Um 19.50 Uhr wird die Polizei von Gräfenhainichen benachrichtigt. Sie trifft eine halbe Stunde später mit 8-10 Beamten ein. Sie fotografiert neben der eingetretenen Tür auch den Flüchtling, der den Polizisten auf deren Fragen, was geschehen ist, Rede und Antwort steht. Auf dessen Frage, was das Fotografieren solle, bekommt er aber von den Beamten keine Antwort.
Die Nazis werden durch die Beamten außer Sicht- und Hörweite der versammelten Menge gebracht. Sie sind weiterhin aggressiv und einer geht einen Beamten an, nachdem er fotografiert wurde. Ebenfalls vor den Augen der Polizei wird einem der Flüchtlinge ein Faustschlag ins Gesicht versetzt. Daraufhin wird dieser (!) von der Polizei aufgefordert, ruhig zu bleiben. "Wenn ich ihn (den Nazi, also Deutschen) geschlagen hätte, glaube ich nicht, dass ich heute hier wäre", kommentiert dieser.

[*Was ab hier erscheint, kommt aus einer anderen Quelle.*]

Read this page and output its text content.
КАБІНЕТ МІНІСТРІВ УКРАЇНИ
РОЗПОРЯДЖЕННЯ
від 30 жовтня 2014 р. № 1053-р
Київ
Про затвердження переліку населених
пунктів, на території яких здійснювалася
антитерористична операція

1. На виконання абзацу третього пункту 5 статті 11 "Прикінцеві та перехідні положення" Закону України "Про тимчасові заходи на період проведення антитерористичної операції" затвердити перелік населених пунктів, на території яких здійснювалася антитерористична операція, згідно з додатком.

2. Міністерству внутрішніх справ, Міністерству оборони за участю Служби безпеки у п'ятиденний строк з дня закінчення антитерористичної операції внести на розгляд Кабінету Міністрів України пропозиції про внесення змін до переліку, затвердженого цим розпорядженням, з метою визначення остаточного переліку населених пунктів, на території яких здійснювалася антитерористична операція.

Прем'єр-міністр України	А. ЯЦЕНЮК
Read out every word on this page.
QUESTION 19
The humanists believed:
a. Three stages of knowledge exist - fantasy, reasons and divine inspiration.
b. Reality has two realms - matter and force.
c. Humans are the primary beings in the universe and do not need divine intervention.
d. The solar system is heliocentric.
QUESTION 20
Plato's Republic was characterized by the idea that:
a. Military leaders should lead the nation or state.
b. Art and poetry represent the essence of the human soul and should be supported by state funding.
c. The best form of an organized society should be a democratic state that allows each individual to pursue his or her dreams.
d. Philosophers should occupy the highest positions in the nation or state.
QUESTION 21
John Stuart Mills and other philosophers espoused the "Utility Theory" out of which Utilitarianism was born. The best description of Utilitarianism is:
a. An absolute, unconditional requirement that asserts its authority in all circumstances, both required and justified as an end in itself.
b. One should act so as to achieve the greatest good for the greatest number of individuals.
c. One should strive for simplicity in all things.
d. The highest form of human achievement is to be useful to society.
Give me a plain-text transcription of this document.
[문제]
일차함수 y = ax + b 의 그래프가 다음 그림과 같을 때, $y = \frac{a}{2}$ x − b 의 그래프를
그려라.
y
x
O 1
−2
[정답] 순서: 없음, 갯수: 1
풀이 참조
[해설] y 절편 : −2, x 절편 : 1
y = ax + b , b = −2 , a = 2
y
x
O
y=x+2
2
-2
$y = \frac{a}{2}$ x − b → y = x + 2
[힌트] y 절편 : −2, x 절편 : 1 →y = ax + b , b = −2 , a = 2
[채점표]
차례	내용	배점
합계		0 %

Nicht genug damit, dass sich kurz nach dem Umzug der Flüchtlinge nach Vockerode eine Bürgerinitiative gründete, die sich zwar von NPD und Neonazis distanzierte, ansonsten aber Rassismen und Vorurteile bediente und z.B. forderte die Zahl „der Ausländer auf ein erträgliches Maß zu reduzieren“. Nicht genug damit, dass die NPD auf diesen Zug aufsprang und seit Monaten im Zwei-Wochen-Takt Infostände anmeldet. Da Verantwortliche des Landkreises es nicht für nötig halten, die BewohnerInnen des Lagers über den Stand der Dinge zu unterrichten, sind sie ständiger Ungewissheit und einem permanenten Angstzustand ausgeliefert.
Vor wenigen Wochen bereits, nach der Nazidemo in Dessau am 10. März 2013, traf sich abends eine Gruppe Nazis in einer Wohnung in unmittelbarer Nähe des Lagers.

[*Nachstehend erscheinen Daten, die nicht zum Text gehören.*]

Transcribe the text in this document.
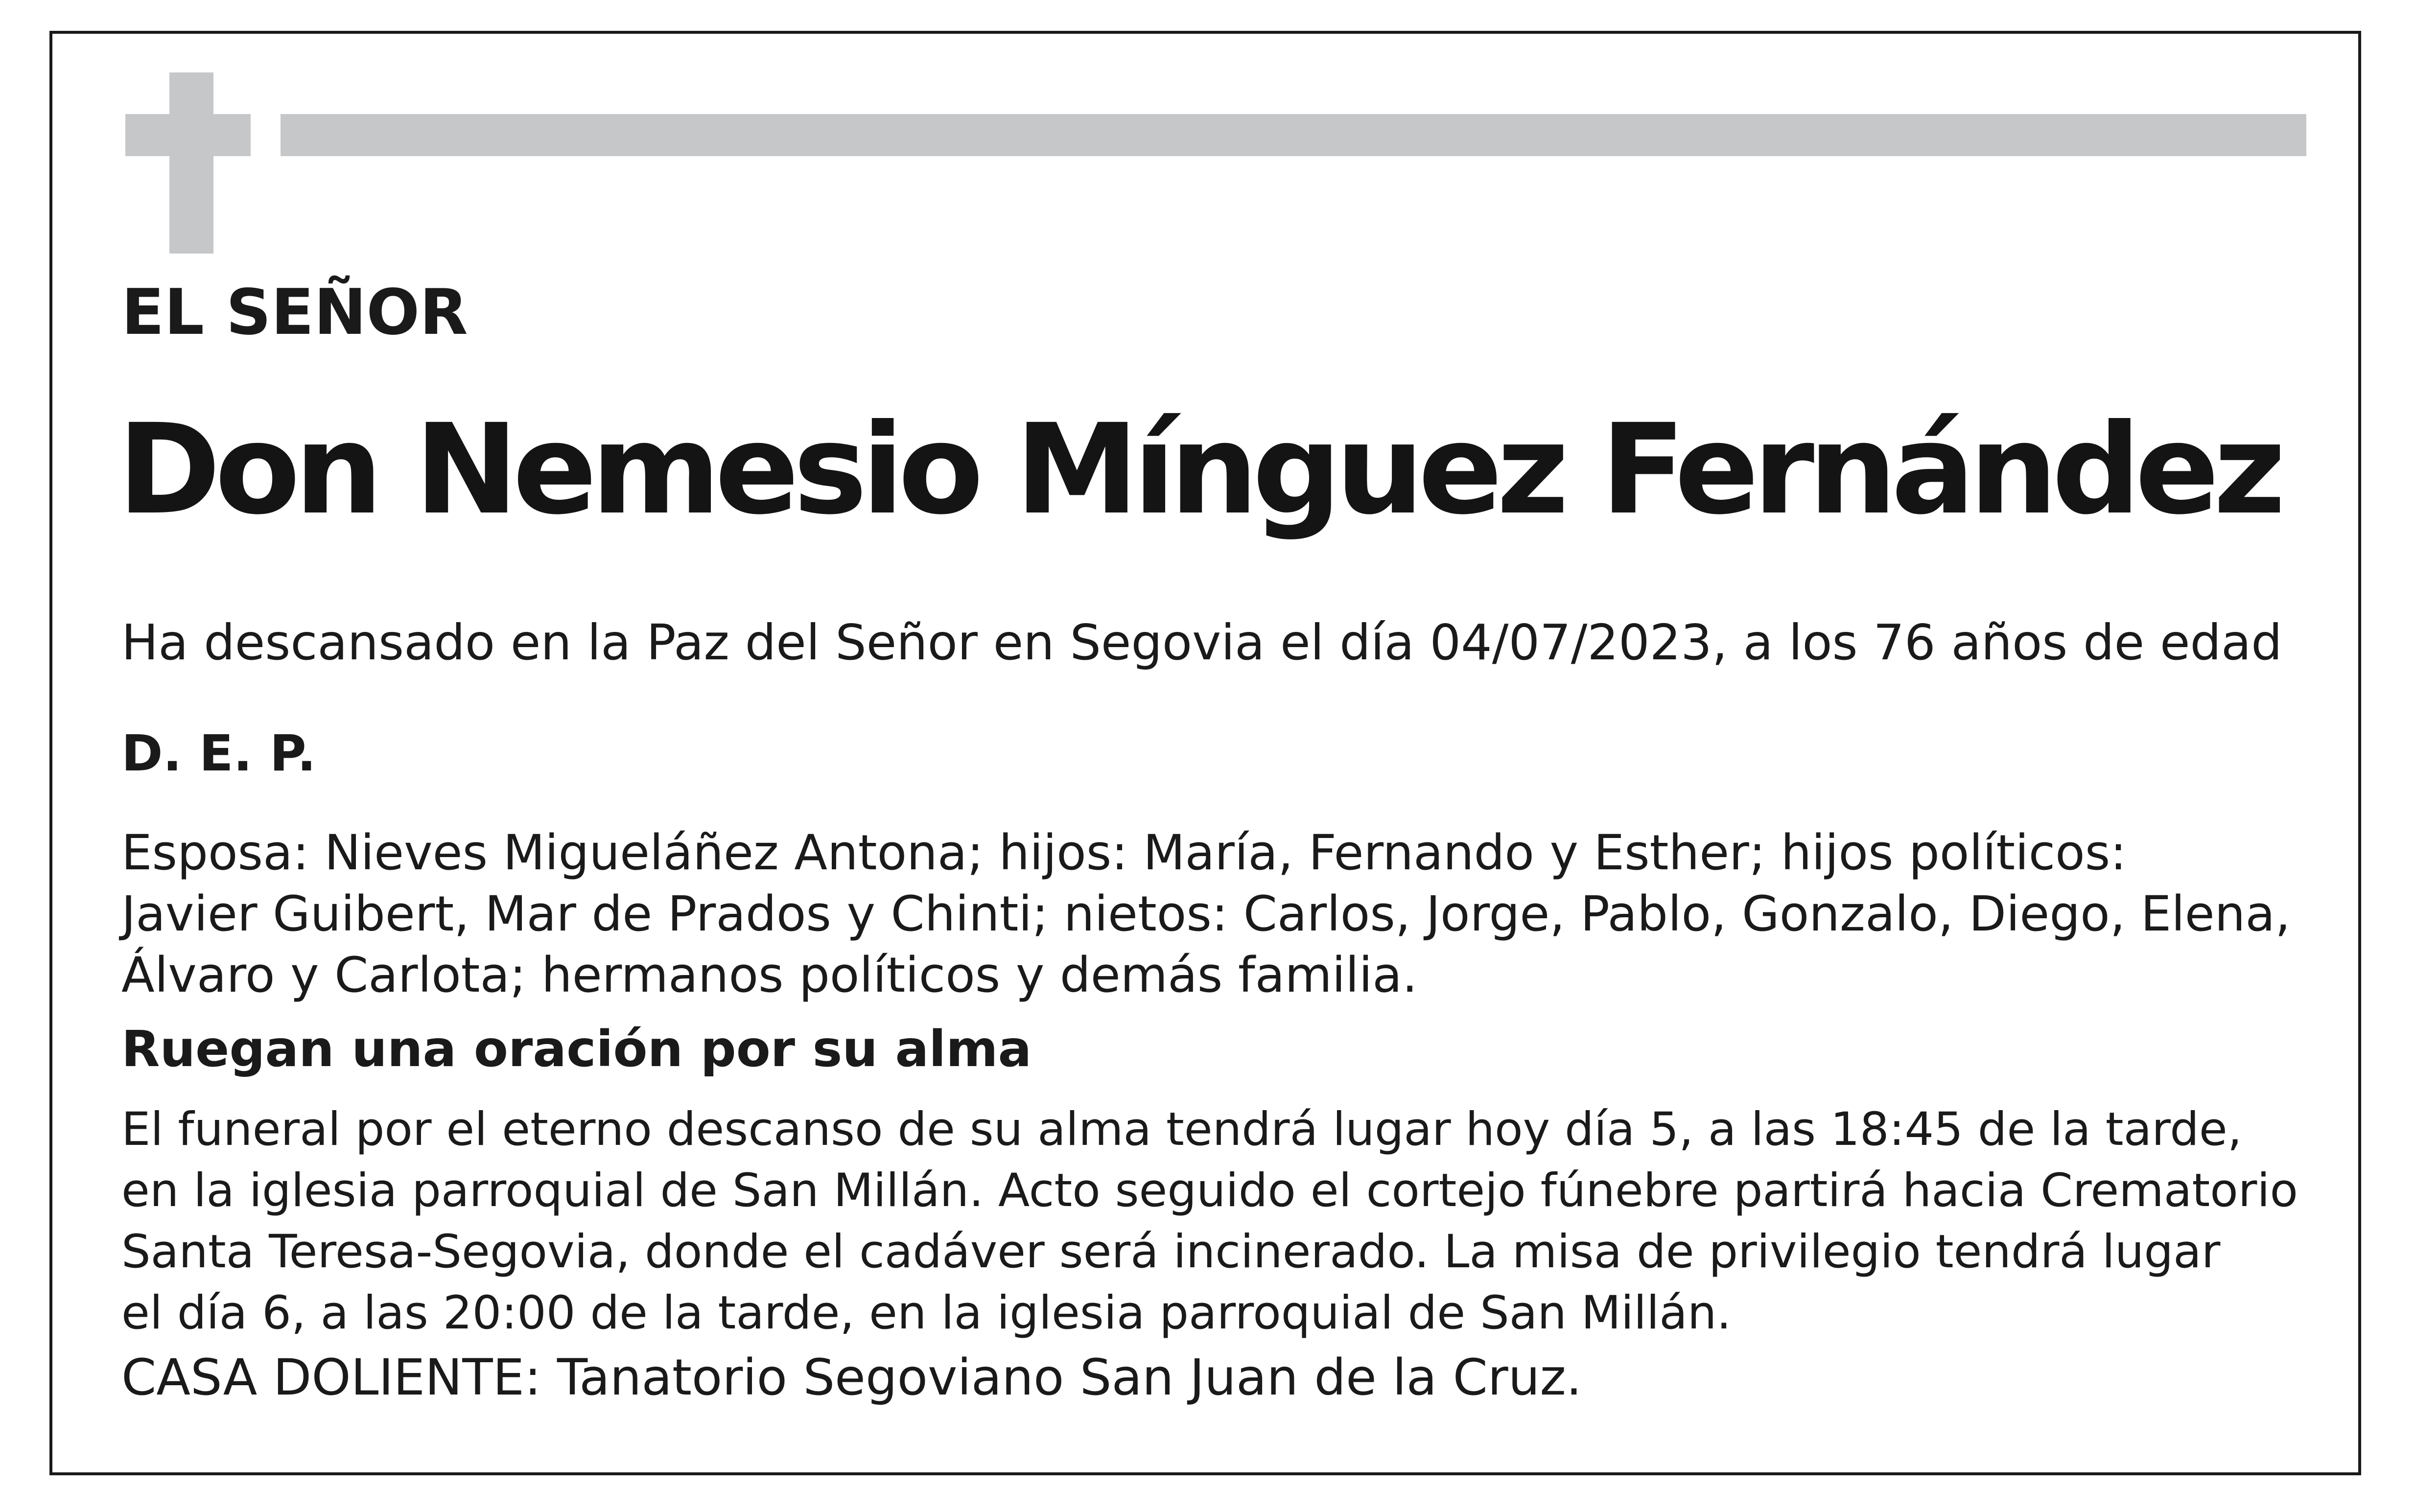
EL SEÑOR

Don Nemesio Mínguez Fernández

Ha descansado en la Paz del Señor en Segovia el día 04/07/2023, a los 76 años de edad

D. E. P.

Esposa: Nieves Migueláñez Antona; hijos: María, Fernando y Esther; hijos políticos:
Javier Guibert, Mar de Prados y Chinti; nietos: Carlos, Jorge, Pablo, Gonzalo, Diego, Elena,
Álvaro y Carlota; hermanos políticos y demás familia.

Ruegan una oración por su alma

El funeral por el eterno descanso de su alma tendrá lugar hoy día 5, a las 18:45 de la tarde,
en la iglesia parroquial de San Millán. Acto seguido el cortejo fúnebre partirá hacia Crematorio
Santa Teresa-Segovia, donde el cadáver será incinerado. La misa de privilegio tendrá lugar
el día 6, a las 20:00 de la tarde, en la iglesia parroquial de San Millán.

CASA DOLIENTE: Tanatorio Segoviano San Juan de la Cruz.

Die Menschen, die gezwungen sind im Lager Vockerode zu leben, sehen sich nach den Angriffen auf ihr Leib und Leben nun einer noch stärkeren Bedrohung ausgesetzt. Die Situation ist spätestens jetzt eskaliert und unter keinen Umständen länger hinzunehmen. Der Sicherheitsdienst ist offensichtlich auch nicht in der Lage, die Menschen dort zu schützen, wie der gestrige Abend demonstriert. Wir werden nicht warten, bis Schlimmeres passiert.
Wir fordern die sofortige Schließung des Lagers Vockerode!